B Trapped bubble adjacent to the cone.
C. Mid-peripheral seal-off.
D. Lack of lens movement.
Base curve flattening in 0.50 diopter steps will be your most effective change to loosen a tight fitting lens. A diameter or optic zone reduction, as well as a flatter peripheral curve, could be used to loosen a tight fitting lens.
Once an acceptable fit is achieved, over refract to determine the final lens power. Residual cylinder may be present, but all attempts should be made to avoid complex toric designs. Whenever possible, your best spherical over-refraction should be used to determine the final lens power.
Controlled Edge Lift
The Conform-A-Spheric will help the lens fitter control edge lift and tear exchange. There are three edge lift options available,CAS 121, CAS 141 and CAS 161.
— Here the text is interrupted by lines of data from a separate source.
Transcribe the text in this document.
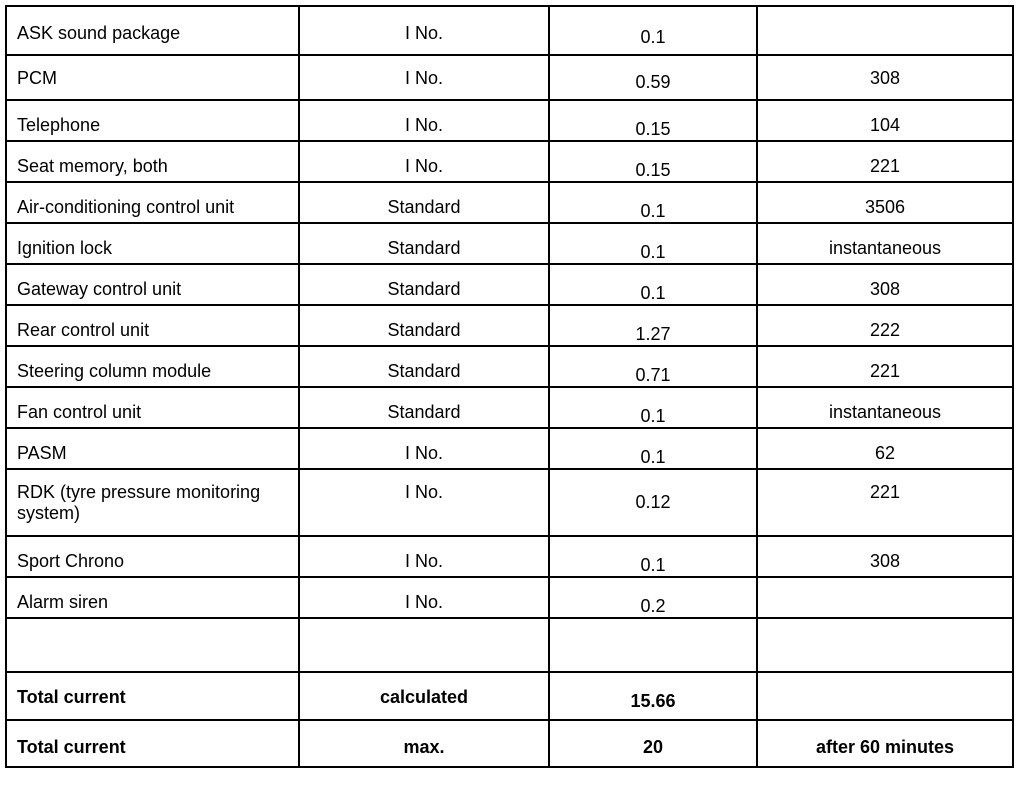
ASK sound package	I No.	0.1	
PCM	I No.	0.59	308
Telephone	I No.	0.15	104
Seat memory, both	I No.	0.15	221
Air-conditioning control unit	Standard	0.1	3506
Ignition lock	Standard	0.1	instantaneous
Gateway control unit	Standard	0.1	308
Rear control unit	Standard	1.27	222
Steering column module	Standard	0.71	221
Fan control unit	Standard	0.1	instantaneous
PASM	I No.	0.1	62
RDK (tyre pressure monitoring system)	I No.	0.12	221
Sport Chrono	I No.	0.1	308
Alarm siren	I No.	0.2	

Total current	calculated	15.66	
Total current	max.	20	after 60 minutes
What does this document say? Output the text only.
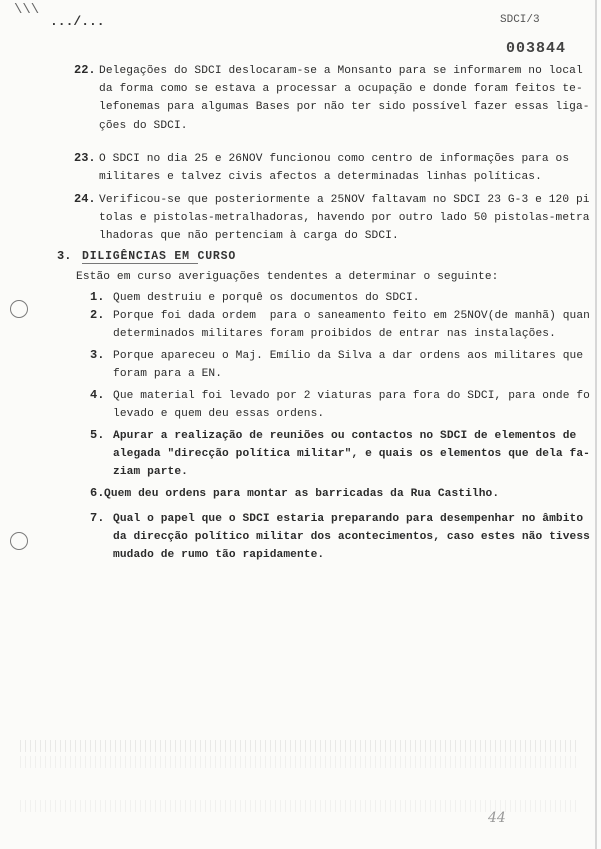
.../...	SDCI/3
003844
\\\
22. Delegações do SDCI deslocaram-se a Monsanto para se informarem no local
da forma como se estava a processar a ocupação e donde foram feitos te-
lefonemas para algumas Bases por não ter sido possível fazer essas liga-
ções do SDCI.
23. O SDCI no dia 25 e 26NOV funcionou como centro de informações para os
militares e talvez civis afectos a determinadas linhas políticas.
24. Verificou-se que posteriormente a 25NOV faltavam no SDCI 23 G-3 e 120 pi
tolas e pistolas-metralhadoras, havendo por outro lado 50 pistolas-metra
lhadoras que não pertenciam à carga do SDCI.
3. DILIGÊNCIAS EM CURSO
Estão em curso averiguações tendentes a determinar o seguinte:
1. Quem destruiu e porquê os documentos do SDCI.
2. Porque foi dada ordem  para o saneamento feito em 25NOV(de manhã) quan
determinados militares foram proibidos de entrar nas instalações.
3. Porque apareceu o Maj. Emílio da Silva a dar ordens aos militares que
foram para a EN.
4. Que material foi levado por 2 viaturas para fora do SDCI, para onde fo
levado e quem deu essas ordens.
5. Apurar a realização de reuniões ou contactos no SDCI de elementos de
alegada "direcção política militar", e quais os elementos que dela fa-
ziam parte.
6. Quem deu ordens para montar as barricadas da Rua Castilho.
7. Qual o papel que o SDCI estaria preparando para desempenhar no âmbito
da direcção político militar dos acontecimentos, caso estes não tivess
mudado de rumo tão rapidamente.
44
The CAS 121 is the steepest of the 3 and will reduce edge lift and tear exchange. The CAS 141 is a mid range appropriate for the average fit. The CAS 161 is the flattest of the 3 and will increase edge lift and tear exchange.
The two ellipses have the same eccentricity and are identical in shape, one is twice the size (linear dimension) of the other. The magnitude of the larger, given by r (base curve radius) is twice that of the smaller. Note how a change in base curve or overall lens size will affect peripheral fit.
Conforma-K lenses with .65 eccentricity allows the lens to be fitted appreciably steeper for better centration while the less curved periphery is directed in a more downward, long, cone-like direction, thus paralleling the anomalous cornea.